In which Annie (high school teacher, mother of two young girls and a younger boy) and her aunt Deborah (children's bookseller, mother of two young women in their 20s) discuss children's books and come up with annotated lists.

Sunday, September 4, 2011

More Magic

Dear Annie,

I wanted to react to a couple of things that have dashed by in recent weeks.  I suspect you've finished Half Magic by now -- I'm so glad you all enjoyed it.  There are six more books in Edward Eager's Tales of Magic, written from 1954 to 1962, and in all he acknowledges his reverence for/debt to the writing of E. Nesbit (yes, yes - we have to write about her!).

I loved your quote from the talking cat chapter, but I still haven't figured out what "Idlwidl bixbax.
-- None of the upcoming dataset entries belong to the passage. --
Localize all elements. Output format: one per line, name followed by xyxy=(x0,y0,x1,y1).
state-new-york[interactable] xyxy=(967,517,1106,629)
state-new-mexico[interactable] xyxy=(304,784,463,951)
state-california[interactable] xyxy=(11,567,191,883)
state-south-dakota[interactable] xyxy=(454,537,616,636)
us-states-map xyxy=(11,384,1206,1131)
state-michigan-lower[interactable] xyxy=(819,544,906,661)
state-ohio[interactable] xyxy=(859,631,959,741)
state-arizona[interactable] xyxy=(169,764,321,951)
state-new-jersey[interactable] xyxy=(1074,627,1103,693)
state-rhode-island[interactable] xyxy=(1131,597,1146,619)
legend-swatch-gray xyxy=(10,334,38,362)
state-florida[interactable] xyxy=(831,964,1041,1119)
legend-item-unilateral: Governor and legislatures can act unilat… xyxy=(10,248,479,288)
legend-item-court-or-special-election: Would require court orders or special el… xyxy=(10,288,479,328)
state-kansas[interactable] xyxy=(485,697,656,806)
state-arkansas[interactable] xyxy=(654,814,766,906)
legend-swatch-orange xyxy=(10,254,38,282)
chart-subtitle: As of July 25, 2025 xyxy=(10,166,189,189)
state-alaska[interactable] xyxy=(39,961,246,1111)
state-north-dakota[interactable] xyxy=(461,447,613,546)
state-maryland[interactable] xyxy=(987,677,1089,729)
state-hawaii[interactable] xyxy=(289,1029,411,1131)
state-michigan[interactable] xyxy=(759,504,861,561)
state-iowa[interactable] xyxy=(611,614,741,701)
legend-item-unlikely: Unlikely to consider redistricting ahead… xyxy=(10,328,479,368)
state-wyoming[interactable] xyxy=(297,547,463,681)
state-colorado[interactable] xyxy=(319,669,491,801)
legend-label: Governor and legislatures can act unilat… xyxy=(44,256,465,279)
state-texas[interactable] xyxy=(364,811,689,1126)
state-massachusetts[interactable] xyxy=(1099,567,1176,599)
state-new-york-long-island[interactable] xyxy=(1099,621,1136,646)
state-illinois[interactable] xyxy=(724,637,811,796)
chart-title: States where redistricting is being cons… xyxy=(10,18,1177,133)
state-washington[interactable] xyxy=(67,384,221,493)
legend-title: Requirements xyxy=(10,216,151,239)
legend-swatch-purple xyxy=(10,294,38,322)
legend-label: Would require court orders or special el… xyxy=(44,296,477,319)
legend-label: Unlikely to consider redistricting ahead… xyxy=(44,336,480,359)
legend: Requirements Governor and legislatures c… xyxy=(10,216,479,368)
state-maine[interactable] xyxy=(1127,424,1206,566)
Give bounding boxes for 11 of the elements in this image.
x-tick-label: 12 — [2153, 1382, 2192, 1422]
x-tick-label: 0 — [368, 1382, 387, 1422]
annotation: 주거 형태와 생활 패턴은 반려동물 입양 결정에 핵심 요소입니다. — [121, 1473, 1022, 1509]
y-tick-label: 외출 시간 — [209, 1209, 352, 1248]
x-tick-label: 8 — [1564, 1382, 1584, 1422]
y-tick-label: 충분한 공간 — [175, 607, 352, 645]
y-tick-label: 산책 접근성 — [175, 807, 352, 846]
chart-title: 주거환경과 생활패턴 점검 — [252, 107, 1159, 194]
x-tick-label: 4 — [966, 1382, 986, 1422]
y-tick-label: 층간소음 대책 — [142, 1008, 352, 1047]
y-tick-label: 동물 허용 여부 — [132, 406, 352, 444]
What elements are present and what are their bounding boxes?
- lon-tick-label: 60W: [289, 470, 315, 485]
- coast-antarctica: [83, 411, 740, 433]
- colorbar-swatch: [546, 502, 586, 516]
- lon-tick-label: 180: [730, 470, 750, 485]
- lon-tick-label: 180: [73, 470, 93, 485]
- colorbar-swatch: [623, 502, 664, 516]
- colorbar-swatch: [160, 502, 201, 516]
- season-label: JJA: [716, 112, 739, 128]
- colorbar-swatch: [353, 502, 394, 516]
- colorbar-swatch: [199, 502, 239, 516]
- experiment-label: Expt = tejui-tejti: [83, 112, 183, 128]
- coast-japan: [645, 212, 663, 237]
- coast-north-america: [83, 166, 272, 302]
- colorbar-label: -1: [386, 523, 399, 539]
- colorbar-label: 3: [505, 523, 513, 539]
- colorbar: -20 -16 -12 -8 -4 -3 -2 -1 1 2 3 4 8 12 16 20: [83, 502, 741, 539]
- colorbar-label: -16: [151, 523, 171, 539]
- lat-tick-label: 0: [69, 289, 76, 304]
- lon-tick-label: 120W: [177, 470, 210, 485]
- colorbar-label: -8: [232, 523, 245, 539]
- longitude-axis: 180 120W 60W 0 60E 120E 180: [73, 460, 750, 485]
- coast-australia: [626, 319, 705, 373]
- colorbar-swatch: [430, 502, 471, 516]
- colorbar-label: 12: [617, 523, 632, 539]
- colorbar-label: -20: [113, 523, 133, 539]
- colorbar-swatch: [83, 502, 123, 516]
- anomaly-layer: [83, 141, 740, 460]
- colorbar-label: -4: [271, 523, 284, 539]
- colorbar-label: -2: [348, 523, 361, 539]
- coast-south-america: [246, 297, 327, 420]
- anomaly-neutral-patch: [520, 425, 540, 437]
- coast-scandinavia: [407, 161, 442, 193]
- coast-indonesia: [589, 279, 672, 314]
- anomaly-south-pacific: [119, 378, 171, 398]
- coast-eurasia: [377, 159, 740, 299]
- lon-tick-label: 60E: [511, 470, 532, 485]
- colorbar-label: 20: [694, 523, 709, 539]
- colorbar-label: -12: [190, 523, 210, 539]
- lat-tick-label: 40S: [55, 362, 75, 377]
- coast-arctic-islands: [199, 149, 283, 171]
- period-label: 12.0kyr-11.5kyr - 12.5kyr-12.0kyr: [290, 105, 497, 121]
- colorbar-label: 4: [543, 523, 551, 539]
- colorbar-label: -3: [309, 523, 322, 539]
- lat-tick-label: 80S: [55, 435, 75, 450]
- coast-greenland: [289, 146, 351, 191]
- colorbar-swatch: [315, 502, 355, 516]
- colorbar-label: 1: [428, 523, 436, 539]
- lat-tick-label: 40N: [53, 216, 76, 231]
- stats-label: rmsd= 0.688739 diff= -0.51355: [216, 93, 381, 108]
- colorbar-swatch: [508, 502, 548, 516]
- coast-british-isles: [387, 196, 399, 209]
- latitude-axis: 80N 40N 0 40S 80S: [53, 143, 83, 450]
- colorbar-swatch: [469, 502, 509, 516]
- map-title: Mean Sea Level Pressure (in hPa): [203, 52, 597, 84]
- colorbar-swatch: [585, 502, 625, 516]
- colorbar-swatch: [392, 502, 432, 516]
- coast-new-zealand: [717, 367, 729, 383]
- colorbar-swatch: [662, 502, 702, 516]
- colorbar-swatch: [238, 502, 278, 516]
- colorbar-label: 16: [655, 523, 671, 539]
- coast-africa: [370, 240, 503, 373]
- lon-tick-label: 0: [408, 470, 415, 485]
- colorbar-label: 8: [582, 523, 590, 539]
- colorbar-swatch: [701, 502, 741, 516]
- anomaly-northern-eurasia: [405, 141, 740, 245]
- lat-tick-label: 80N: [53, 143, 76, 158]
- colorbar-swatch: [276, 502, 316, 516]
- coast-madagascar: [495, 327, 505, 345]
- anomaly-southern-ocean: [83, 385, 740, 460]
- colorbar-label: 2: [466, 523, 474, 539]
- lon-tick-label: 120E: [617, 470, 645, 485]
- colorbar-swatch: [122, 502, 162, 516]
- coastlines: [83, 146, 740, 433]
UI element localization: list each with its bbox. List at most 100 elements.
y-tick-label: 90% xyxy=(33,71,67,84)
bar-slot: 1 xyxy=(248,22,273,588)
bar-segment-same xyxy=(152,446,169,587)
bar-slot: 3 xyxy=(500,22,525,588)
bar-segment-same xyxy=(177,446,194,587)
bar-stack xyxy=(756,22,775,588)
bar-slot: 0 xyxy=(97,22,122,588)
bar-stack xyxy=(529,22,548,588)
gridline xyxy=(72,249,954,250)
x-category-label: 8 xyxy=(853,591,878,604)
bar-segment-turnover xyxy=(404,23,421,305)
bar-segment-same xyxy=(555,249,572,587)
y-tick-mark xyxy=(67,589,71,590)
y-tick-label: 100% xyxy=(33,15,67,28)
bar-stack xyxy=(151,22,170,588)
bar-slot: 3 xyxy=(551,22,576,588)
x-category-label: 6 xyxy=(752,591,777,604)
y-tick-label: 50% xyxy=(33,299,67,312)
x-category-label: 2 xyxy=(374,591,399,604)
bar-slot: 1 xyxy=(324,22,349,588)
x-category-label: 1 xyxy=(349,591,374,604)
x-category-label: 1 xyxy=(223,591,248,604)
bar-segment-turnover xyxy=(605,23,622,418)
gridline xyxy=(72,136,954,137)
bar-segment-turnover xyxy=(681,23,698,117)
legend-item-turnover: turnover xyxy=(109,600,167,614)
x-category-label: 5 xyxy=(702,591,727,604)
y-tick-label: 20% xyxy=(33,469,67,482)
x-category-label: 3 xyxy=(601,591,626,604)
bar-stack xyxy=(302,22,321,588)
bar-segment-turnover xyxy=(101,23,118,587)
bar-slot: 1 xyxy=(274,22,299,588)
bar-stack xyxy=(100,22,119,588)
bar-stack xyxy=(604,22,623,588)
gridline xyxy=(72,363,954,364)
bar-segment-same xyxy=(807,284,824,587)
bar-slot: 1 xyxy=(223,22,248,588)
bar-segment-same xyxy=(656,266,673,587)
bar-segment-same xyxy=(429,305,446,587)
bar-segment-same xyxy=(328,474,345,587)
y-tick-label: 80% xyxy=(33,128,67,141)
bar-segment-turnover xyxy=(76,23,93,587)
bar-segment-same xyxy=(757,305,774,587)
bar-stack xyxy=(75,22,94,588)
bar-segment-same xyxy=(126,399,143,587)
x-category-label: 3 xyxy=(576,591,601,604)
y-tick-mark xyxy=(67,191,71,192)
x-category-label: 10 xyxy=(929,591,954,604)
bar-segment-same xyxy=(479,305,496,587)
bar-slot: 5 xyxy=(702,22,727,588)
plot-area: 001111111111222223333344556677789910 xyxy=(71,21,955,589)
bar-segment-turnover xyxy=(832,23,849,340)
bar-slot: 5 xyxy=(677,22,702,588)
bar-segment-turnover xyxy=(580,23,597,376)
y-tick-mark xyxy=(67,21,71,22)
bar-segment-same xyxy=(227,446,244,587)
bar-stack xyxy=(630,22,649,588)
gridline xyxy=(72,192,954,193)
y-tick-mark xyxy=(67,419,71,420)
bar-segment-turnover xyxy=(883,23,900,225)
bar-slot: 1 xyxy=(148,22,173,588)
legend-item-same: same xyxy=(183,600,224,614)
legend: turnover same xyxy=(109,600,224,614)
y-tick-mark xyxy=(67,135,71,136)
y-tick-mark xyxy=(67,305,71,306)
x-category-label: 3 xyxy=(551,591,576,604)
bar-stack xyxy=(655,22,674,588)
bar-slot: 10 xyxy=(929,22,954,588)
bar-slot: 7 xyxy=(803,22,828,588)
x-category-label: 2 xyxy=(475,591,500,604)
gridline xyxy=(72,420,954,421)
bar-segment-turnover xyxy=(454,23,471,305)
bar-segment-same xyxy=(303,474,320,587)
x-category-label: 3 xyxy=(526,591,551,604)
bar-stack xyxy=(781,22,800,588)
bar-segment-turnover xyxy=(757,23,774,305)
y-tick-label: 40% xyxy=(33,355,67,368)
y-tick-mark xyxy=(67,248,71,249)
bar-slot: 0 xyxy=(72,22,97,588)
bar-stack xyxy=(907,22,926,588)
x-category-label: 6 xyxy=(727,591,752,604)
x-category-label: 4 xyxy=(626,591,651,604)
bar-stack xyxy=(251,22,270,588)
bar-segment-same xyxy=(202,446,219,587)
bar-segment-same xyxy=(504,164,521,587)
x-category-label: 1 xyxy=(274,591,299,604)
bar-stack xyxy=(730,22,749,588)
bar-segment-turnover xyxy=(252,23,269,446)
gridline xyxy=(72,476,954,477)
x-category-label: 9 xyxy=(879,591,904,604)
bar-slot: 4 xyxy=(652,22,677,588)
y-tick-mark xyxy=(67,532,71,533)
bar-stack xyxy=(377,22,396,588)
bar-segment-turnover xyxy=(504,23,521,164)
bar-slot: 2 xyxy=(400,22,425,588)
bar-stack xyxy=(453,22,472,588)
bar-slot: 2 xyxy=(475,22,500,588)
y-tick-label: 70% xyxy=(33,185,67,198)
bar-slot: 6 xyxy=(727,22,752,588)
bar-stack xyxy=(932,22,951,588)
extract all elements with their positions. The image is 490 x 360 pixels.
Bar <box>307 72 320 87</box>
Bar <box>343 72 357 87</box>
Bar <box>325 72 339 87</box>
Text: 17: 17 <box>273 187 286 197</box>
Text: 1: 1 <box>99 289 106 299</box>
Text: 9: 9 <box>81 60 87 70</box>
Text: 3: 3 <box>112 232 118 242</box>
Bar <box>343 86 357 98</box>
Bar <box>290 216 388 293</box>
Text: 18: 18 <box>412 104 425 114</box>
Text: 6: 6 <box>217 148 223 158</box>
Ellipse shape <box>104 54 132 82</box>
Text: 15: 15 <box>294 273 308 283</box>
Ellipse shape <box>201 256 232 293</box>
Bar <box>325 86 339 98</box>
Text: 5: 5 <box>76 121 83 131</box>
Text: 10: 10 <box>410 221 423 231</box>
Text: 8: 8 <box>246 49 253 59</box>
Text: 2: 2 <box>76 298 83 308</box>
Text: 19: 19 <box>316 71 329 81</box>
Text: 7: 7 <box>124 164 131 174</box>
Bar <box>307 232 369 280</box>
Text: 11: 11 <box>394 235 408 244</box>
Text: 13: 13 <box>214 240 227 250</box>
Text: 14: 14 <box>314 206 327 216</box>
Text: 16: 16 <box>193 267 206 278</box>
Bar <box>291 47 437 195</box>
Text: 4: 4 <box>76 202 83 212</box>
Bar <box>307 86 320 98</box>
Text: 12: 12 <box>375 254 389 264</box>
Grompaw.  Fooz!" mean.  There's one more book about Martha, Jane, Mark, and Katharine,
Magic by the Lake
. In one scene, the children are lost in a sort of magic fog on a desert island and are rescued by another group of children who seem to be in the same magic. Two of the other books -- Knight's Castle and The Time Garden -- are about Martha and Katharine's children.  There's a lovely scene in one of them where the cousins go into a sort of magical fog on a desert island and find and rescue another group of children there.  They all go on their separate ways.

Then there's your entry on editing out too-disturbing stuff as one is reading aloud.  It's true, we keep coming back to this.  In an ideal world, we'd all have time to vet books before reading them to kids, but after the picture book stage, that's next to impossible.  And it's so hard to predict what will just go right by a child, and what will be traumatic. 

You talked about your friend Cyd reading one of the All-of-a-Kind Family books with Rebekah, and her sister writes about the books wonderfully in Even in Australia.  This is not the first time I've felt I should re-visit that series.  A lot of people have a special spot in their hearts for them.  I read the first book once with our girls.  The turn of the last century Lower East Side is very well portrayed.  I remember liking some of it, but recoiling at some of the heavier gender stereotypes.  There was a chapter in which the excitement had to do with a contest among the sisters about who could dust the best/fastest.  And for me the strongest image of the book was of the father crying at the end because he was so thankful he finally had a son.  Heaven knows I've spent plenty of time saying that attitudes about women have changed, but it still was a hard scene to explain to my daughters.  Cyd and/or Rachel, I'll go back and re-read, but feel free to jump in here...

Love,

Deborah


1 comment:

  1. I think the gender attitudes in AOAKF are perfectly representative of their time and place which is one of the main roles of historical fiction.

    The dusting episode is actually not a competition and to me, it is more an example of good parenting - using novelty and fun to make children do something they don't want to do. It also illustrates how back then, everyone had to work to make the household run (another good lesson) - boys had chores or jobs, too but they were often not in the home and, as this family has 5 girls initially, those jobs are not shown here.

    And who wouldn't want a son back when girls couldn't do much of anything, including take on a role of any significance in the Jewish community, particularly the saying of Kaddish (the mourner's prayer, traditionally said by a son for his parents)? My girls are always asking "Why couldn't girls do anything back then?" and what better way for them to appreciate that girls and women now CAN do anything and everything?

    So the roles of women and girls in the book don't bother me at all - if they were in a book set NOW, that would be a different story.